I haven't written something for so long...because how I've
been feeling inside became a blur of thoughts and emotions,
and a big painful headache. But I think you're worth a word
or two. Because you amazingly made me hang on to words, to
the promise of a hug, of a kiss...when I needed it the most,
at the most difficult time of my life. You opened up my
emotions and made me feel, finally feel, after I thought I
was dead inside. And you hurt me. Pain that made me feel I
was alive, pain for something so real, innocent...the need
for a warm embracing hug was never more burning inside me.
At first when I couldn't see you because of reasons around
me, and I could and did blame a system I hated, and then I
couldn't see you because of reasons inside me...and I could
blame and hate only myself. The one thing in me that I don't
have a word in...I can change anything in me but that...and
that...that's the one thing I wanted to change so much so I
could be with you.
Our first kiss hurt. Literally hurt. A pain that awakened
emotions inside me and...I understood what "beautiful pain"

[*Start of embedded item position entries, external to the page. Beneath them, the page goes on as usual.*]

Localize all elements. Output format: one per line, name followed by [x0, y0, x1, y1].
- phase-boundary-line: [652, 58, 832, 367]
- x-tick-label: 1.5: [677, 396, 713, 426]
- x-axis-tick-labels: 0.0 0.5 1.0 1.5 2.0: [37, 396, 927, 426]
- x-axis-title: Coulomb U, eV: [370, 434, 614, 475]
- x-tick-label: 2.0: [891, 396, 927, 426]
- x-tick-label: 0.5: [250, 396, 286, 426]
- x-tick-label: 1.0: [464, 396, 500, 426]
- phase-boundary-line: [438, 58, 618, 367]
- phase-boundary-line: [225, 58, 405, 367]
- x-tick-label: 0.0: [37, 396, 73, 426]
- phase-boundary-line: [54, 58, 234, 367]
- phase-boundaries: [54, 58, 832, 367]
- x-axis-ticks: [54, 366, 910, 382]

meant. It was amazing. Truly amazing.
You're definitely worth a word or two. Not more, because
I'll start feeling again. Or putting it at best....let the
feelings repressed inside me take over my thoughts. I don't
want to cry. Not now. I kept wondering not so long ago, what
hurts more....to lose somebody...that way, or not to feel
at all. I think I have my answer now.
Guess I have to thank you, don't I? Thank you. From the
bottom of my heart.
I love you so much....I wish I could hug you forever. But I
can't. It's best like this, isn't it...?
I should stop. Don't want to cry. Not now, anyway.